Why does a loop antenna not measure the differential magnetic field?
Electromagnetic waves, when they are far from the source, and far from electrically conductive or ferromagnetic materials, have electric field and magnetic field components that are related to one another by the relationship
$$E = \sqrt{\frac{\mu}{\epsilon}}H$$
It is only in "near fields" that the \$E\$ and \$H\$ components can vary independently.
So, when one is measuring a "far field" it doesn't matter whether one measures the \$E\$ field, or the \$H\$ field, or some combination of the two.
When one is measuring a "near field", with a loop antenna, the type of loop antenna makes a difference.
There are "small" loop antennas and "large" loop antennas. The "large" variety have a loop perimeter that is approximately one wavelength of the frequency of interest. The "small" variety have a loop perimeter that is less than one half of a wavelength.
The "large" loop antennas have peak radiation (or reception) directions that are perpendicular to the plane of the loop. The peak radiation (or reception) directions of a "small" loop antenna are along the plane of the loop.
Now, importantly for your question, when a small loop antenna is receiving, it is driven more by the magnetic field than by the electric field, whereas a large loop antenna is driven by both electric and magnetic fields. A small loop antenna with a ferromagnetic core, known as a "loop stick", is almost exclusively driven by the magnetic field.
So, the answer to your question
Why does a loop antenna not measure the differential magnetic field?
The answer is, it can, if it is the right sort of loop antenna (i.e. "small" in relation to the wavelength). It will especially do so if it is a loop-stick antenna.
I am making the assumption that a loop antenna is essentially an inductive loop and behaves as such, please let me know if this is incorrect.
That is not correct for large loops. The get part of their energy from the H field, and part from the E field.

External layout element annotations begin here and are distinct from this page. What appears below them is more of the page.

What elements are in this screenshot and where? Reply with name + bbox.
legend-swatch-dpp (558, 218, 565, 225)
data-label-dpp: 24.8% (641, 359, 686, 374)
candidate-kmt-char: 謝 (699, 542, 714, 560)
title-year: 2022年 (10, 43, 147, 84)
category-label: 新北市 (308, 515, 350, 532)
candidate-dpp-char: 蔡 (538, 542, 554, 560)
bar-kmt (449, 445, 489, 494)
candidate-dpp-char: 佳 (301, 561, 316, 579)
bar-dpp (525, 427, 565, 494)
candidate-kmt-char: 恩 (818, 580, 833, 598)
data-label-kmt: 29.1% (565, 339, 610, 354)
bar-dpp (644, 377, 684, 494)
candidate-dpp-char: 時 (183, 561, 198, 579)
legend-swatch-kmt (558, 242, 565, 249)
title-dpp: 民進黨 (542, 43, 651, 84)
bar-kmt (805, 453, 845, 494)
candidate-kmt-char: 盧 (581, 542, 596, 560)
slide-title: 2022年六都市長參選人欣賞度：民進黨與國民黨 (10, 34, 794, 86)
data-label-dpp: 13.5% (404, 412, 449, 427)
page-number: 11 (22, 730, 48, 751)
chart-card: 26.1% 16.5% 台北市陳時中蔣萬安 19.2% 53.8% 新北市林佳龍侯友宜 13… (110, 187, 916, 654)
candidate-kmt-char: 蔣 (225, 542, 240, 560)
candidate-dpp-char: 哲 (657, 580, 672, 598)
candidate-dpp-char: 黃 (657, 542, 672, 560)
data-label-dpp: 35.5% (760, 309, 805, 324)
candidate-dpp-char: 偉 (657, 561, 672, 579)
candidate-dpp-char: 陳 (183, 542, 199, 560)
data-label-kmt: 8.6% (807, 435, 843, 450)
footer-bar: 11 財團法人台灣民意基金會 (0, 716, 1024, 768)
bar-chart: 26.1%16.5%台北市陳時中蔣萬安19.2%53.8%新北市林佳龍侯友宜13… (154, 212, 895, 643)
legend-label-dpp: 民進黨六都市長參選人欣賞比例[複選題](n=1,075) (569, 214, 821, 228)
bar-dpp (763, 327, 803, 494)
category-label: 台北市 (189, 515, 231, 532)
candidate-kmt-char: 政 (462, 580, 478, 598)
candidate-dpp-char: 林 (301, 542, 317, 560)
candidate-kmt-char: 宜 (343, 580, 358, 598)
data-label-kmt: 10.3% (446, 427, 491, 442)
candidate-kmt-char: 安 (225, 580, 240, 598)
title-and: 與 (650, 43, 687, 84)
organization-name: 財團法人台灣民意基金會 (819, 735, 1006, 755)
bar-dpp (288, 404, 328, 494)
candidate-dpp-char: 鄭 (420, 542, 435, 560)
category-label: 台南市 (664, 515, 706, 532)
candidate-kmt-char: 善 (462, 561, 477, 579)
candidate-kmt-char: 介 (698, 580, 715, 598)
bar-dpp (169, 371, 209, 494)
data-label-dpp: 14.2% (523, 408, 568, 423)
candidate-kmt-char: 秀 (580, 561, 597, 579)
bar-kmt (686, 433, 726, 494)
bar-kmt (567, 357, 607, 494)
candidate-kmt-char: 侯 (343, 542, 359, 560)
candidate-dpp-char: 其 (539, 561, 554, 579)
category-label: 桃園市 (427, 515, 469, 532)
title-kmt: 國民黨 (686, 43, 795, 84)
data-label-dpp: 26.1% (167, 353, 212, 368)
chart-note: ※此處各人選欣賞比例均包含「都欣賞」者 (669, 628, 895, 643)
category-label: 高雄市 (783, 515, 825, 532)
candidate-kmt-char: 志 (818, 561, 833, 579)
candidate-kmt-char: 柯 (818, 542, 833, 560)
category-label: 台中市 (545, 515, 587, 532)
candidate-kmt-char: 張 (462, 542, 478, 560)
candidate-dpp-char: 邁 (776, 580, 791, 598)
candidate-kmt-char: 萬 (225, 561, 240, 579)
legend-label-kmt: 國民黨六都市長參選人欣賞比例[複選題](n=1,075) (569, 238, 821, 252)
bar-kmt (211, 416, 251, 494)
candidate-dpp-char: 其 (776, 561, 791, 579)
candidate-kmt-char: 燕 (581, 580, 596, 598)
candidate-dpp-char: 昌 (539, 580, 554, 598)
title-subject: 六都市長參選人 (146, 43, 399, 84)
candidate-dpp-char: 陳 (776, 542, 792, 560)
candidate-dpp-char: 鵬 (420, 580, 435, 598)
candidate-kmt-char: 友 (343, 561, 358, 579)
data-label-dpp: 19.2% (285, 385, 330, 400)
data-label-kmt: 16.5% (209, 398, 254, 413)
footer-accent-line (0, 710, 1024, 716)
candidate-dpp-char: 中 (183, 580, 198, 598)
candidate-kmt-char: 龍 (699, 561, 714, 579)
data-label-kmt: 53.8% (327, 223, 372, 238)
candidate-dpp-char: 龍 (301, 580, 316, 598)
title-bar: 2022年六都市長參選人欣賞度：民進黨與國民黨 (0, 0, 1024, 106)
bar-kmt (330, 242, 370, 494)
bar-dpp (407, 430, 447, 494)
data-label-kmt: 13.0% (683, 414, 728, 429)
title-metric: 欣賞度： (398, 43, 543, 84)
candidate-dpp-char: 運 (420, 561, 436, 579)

Knowing that the voltage (emf) across an inductor is proportional to the rate of change of magnetic field, why when we measure the voltage from a magnetic loop antenna are we not measuring the rate of change in time of the magnetic field rather than the magnetic field magnitude directly?
When you measure the voltage at the feedpoint of a small loop antenna, you are measuring the rate of change of the magnetic field, rather than its instantaneous value.
I am trying to understand the difference between conventional loop antennas and B-dots (magnetic differential field probes) but the physics seems to be the same.
Magnetic differential field probes are very "small" (relative to wavelength) loop antennas. So the effect of the electric field on them is "small" as well.